The keys that were obviously for cars were of no interest to Jean, who had never learned to drive. Nor did she think she would ever need or want to operate garden machinery using the keys with paper tags marked mower, old saw and new saw. But the largest mortice keys would surely open the locked doors upstairs. They would show her the rooms that were thought too good for her, which would offer up their spaces, grateful that she had come to claim them. The smaller keys, she guessed, would be for cupboards. They would reveal even finer things that would console her for the destroyed teapot, treasures yet more precious, even now waiting to be brought into the light. And the smallest keys would surely turn the locks of some of the carved boxes, of hidden drawers in exquisite cabinets; they would yield with scarcely a click and she would pull out tiny handles and lift lids on secrets that these people, in their insulting way, had thought to keep from her. Next to these pewter-coloured keys, whose dullness merely disguised the scale and richness of what they protected, the bright blue and white, silver-mounted teapot was already losing its glamour. Jean retrieved the porcelain shards, now as discarded and irrelevant as shed skin, and put them in a bag.

***

You might think it’s a perfect recipe for bitterness, living all alone in the house of somebody much richer than you are, but I don’t think I have ever fallen into that particular trap.
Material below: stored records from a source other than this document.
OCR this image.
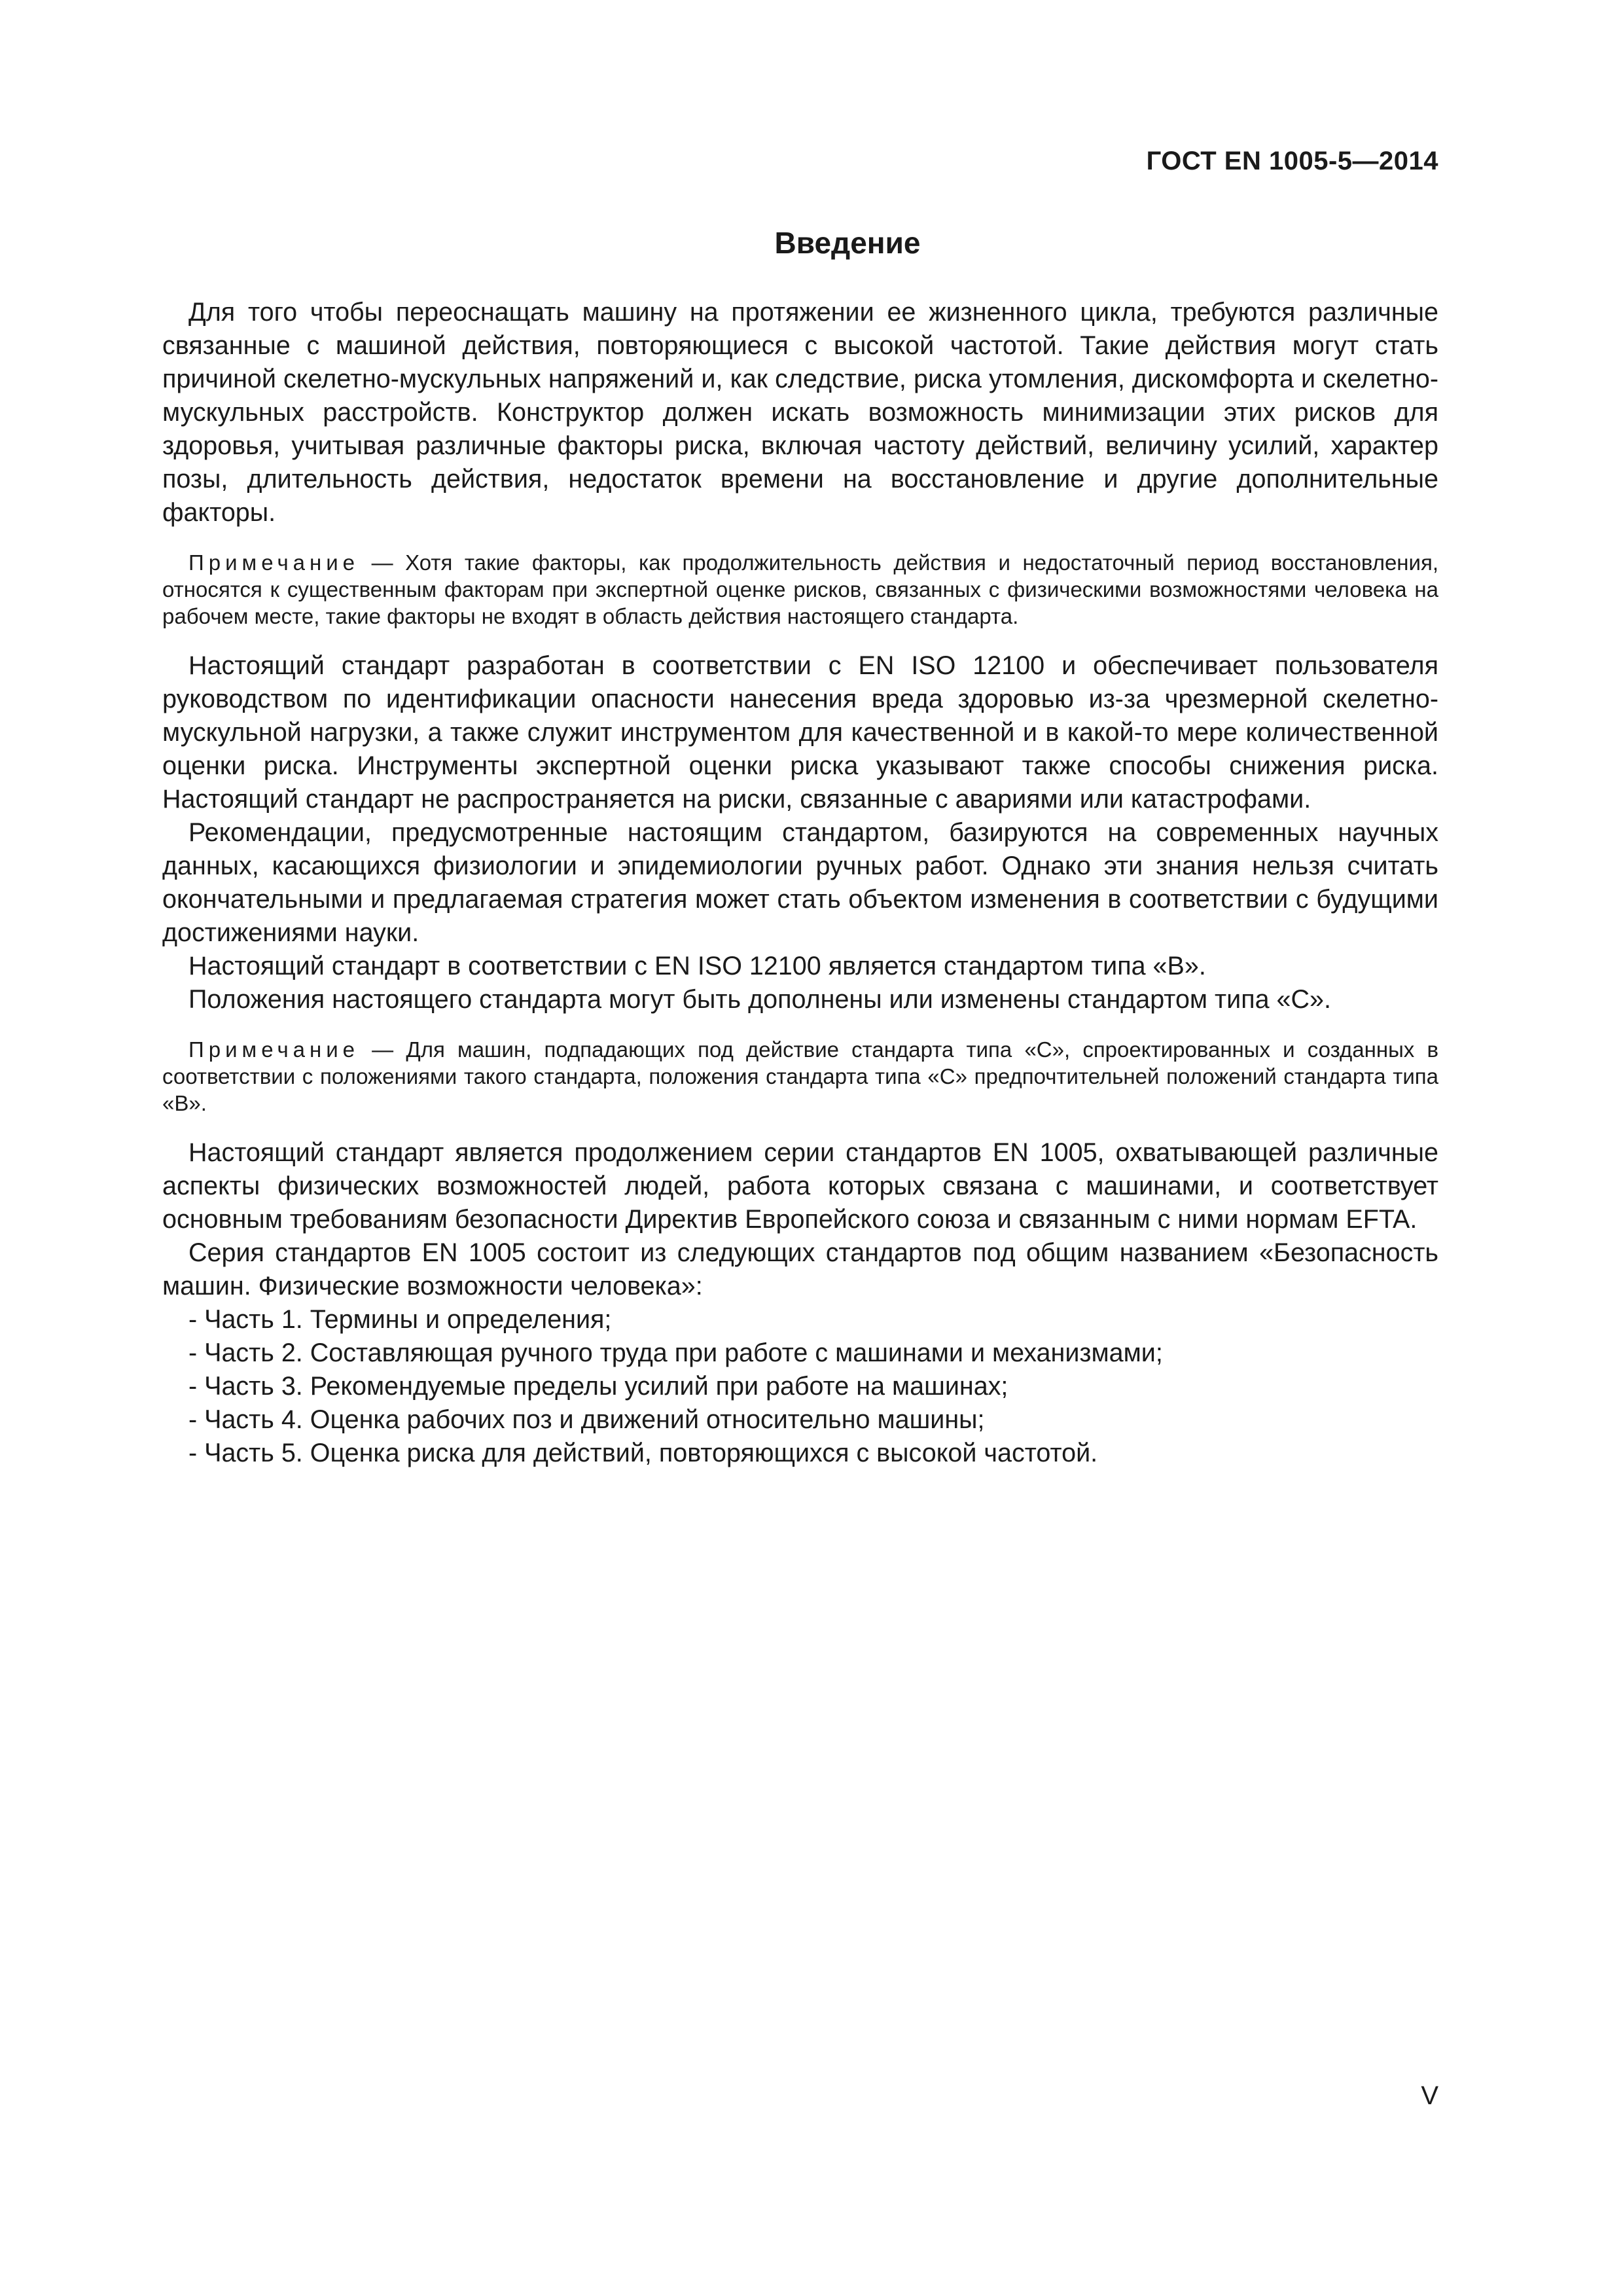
ГОСТ EN 1005-5—2014
Введение

Для того чтобы переоснащать машину на протяжении ее жизненного цикла, требуются различные связанные с машиной действия, повторяющиеся с высокой частотой. Такие действия могут стать причиной скелетно-мускульных напряжений и, как следствие, риска утомления, дискомфорта и скелетно-мускульных расстройств. Конструктор должен искать возможность минимизации этих рисков для здоровья, учитывая различные факторы риска, включая частоту действий, величину усилий, характер позы, длительность действия, недостаток времени на восстановление и другие дополнительные факторы.

Примечание — Хотя такие факторы, как продолжительность действия и недостаточный период восстановления, относятся к существенным факторам при экспертной оценке рисков, связанных с физическими возможностями человека на рабочем месте, такие факторы не входят в область действия настоящего стандарта.

Настоящий стандарт разработан в соответствии с EN ISO 12100 и обеспечивает пользователя руководством по идентификации опасности нанесения вреда здоровью из-за чрезмерной скелетно-мускульной нагрузки, а также служит инструментом для качественной и в какой-то мере количественной оценки риска. Инструменты экспертной оценки риска указывают также способы снижения риска. Настоящий стандарт не распространяется на риски, связанные с авариями или катастрофами.

Рекомендации, предусмотренные настоящим стандартом, базируются на современных научных данных, касающихся физиологии и эпидемиологии ручных работ. Однако эти знания нельзя считать окончательными и предлагаемая стратегия может стать объектом изменения в соответствии с будущими достижениями науки.

Настоящий стандарт в соответствии с EN ISO 12100 является стандартом типа «B».

Положения настоящего стандарта могут быть дополнены или изменены стандартом типа «C».

Примечание — Для машин, подпадающих под действие стандарта типа «C», спроектированных и созданных в соответствии с положениями такого стандарта, положения стандарта типа «C» предпочтительней положений стандарта типа «B».

Настоящий стандарт является продолжением серии стандартов EN 1005, охватывающей различные аспекты физических возможностей людей, работа которых связана с машинами, и соответствует основным требованиям безопасности Директив Европейского союза и связанным с ними нормам EFTA.

Серия стандартов EN 1005 состоит из следующих стандартов под общим названием «Безопасность машин. Физические возможности человека»:

- Часть 1. Термины и определения;
- Часть 2. Составляющая ручного труда при работе с машинами и механизмами;
- Часть 3. Рекомендуемые пределы усилий при работе на машинах;
- Часть 4. Оценка рабочих поз и движений относительно машины;
- Часть 5. Оценка риска для действий, повторяющихся с высокой частотой.
V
Besides, this house isn’t the biggest place I’ve done or the most luxurious, nor did I mind not having neighbours. It’s a solitary job anyway, you accept that, and a mile from the village isn’t really that far. Thinking about it I’ve been much more solitary in towns, behind electronic gates in huge opulent houses full of expensive trash, usually in places that are both popular and disgusting, like Bournemouth. Or Wilmslow. I could never be anything other than solitary in places like that. Those houses have carpets so thick you think you’re walking on squashed animals, and big upholstered chairs with huge cushions, like corpulent women in tight dresses in too young a colour. Most often it’s peach. In places like that you are lonely, comfortable and revolted all at the same time.